The standard is applied to the preparation of primary financial statements in the currency of a country with a hyperinflationary economy.

Criteria, allowing us to call the economy hyperinflationary:

  1. the majority of the population prefers to keep savings in non-monetary form or relatively stable currency;
  2. prices are most often indicated in foreign currency;
  3. sales and purchases on credit are carried out at prices that compensate for the expected loss of purchasing power of money during the term of the loan, even if it is short;
  4. prices, wages, discount rates are determined based on the price index;
  5. the cumulative increase in inflation in recent years is approaching 100% or more.
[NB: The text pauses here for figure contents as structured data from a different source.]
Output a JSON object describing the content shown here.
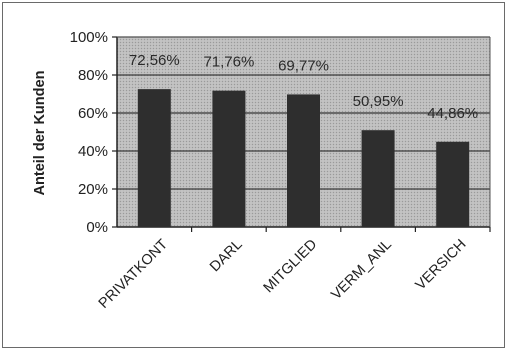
{
  "chart_data": {
    "type": "bar",
    "categories": [
      "PRIVATKONT",
      "DARL",
      "MITGLIED",
      "VERM_ANL",
      "VERSICH"
    ],
    "values": [
      72.56,
      71.76,
      69.77,
      50.95,
      44.86
    ],
    "data_labels": [
      "72,56%",
      "71,76%",
      "69,77%",
      "50,95%",
      "44,86%"
    ],
    "ylabel": "Anteil der Kunden",
    "ylim": [
      0,
      100
    ],
    "yticks": [
      "0%",
      "20%",
      "40%",
      "60%",
      "80%",
      "100%"
    ],
    "grid": true,
    "legend": "none",
    "colors": {
      "plot_background": "#bdbdbd",
      "bar": "#2e2e2e",
      "gridline": "#3a3a3a"
    }
  }
}
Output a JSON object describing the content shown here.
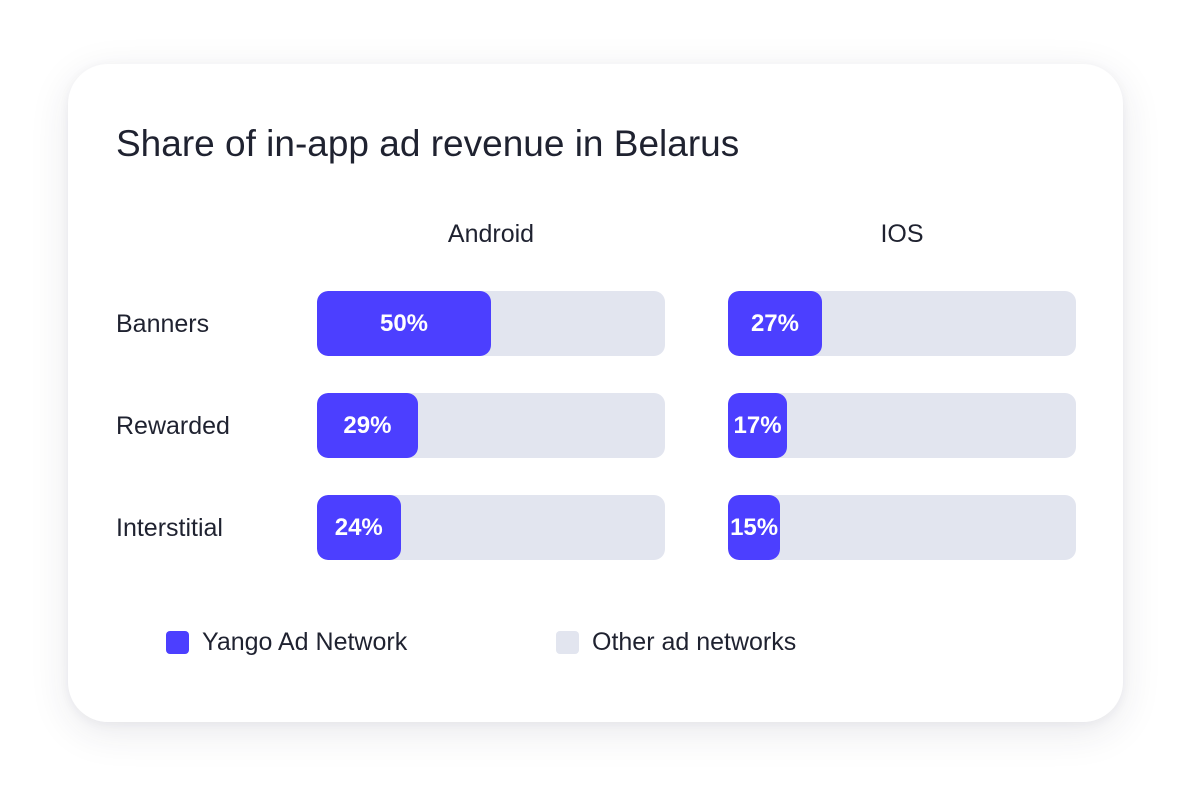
{
  "chart_data": {
    "type": "bar",
    "title": "Share of in-app ad revenue in Belarus",
    "stacked": true,
    "orientation": "horizontal",
    "unit": "%",
    "xlim": [
      0,
      100
    ],
    "categories": [
      "Banners",
      "Rewarded",
      "Interstitial"
    ],
    "panels": [
      "Android",
      "IOS"
    ],
    "series": [
      {
        "name": "Yango Ad Network",
        "color": "#4c3fff",
        "values": {
          "Android": [
            50,
            29,
            24
          ],
          "IOS": [
            27,
            17,
            15
          ]
        },
        "labels": {
          "Android": [
            "50%",
            "29%",
            "24%"
          ],
          "IOS": [
            "27%",
            "17%",
            "15%"
          ]
        }
      },
      {
        "name": "Other ad networks",
        "color": "#e2e5ef",
        "values": {
          "Android": [
            50,
            71,
            76
          ],
          "IOS": [
            73,
            83,
            85
          ]
        }
      }
    ],
    "legend": [
      "Yango Ad Network",
      "Other ad networks"
    ],
    "legend_position": "bottom"
  }
}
The effect of inflation is expressed in a fall in the purchasing power of money and cash equivalents, which leads to a profit or loss on the net monetary position.

Net cash position– positive or negative difference between the company's monetary assets and liabilities.

The financial statements of an entity that reports in the currency of a hyperinflationary country must be restated in units of measurement in effect at the reporting date. The restated financial statements replace ordinary financial statements.

Ways to take into account the impact of inflation:

  1. direct (determines the impact of inflation when restating financial statements based on the actual cost of acquisition);
  2. indirect (financial statements are restated on the basis of replacement cost).

Inflation has a different impact on reporting items. Profit (loss) on net monetary items should be included in net income and disclosed separately. If the economy ceases to be hyperinflationary, the enterprise does not apply this standard for reporting. When presenting financial statements, amounts expressed in units of measurement valid at the end of the previous reporting period are used as the basis for the carrying amounts in subsequent financial statements.

Information disclosed in the reporting:

  1. the fact that the financial statements for the prior period have been restated to take account of changes in the general purchasing power of the reporting currency and are presented in units of measurement effective at the reporting date;
  2. price index level at the reporting date;
  3. changes in the price index for the current and previous reporting periods;
  4. method of preparing financial statements.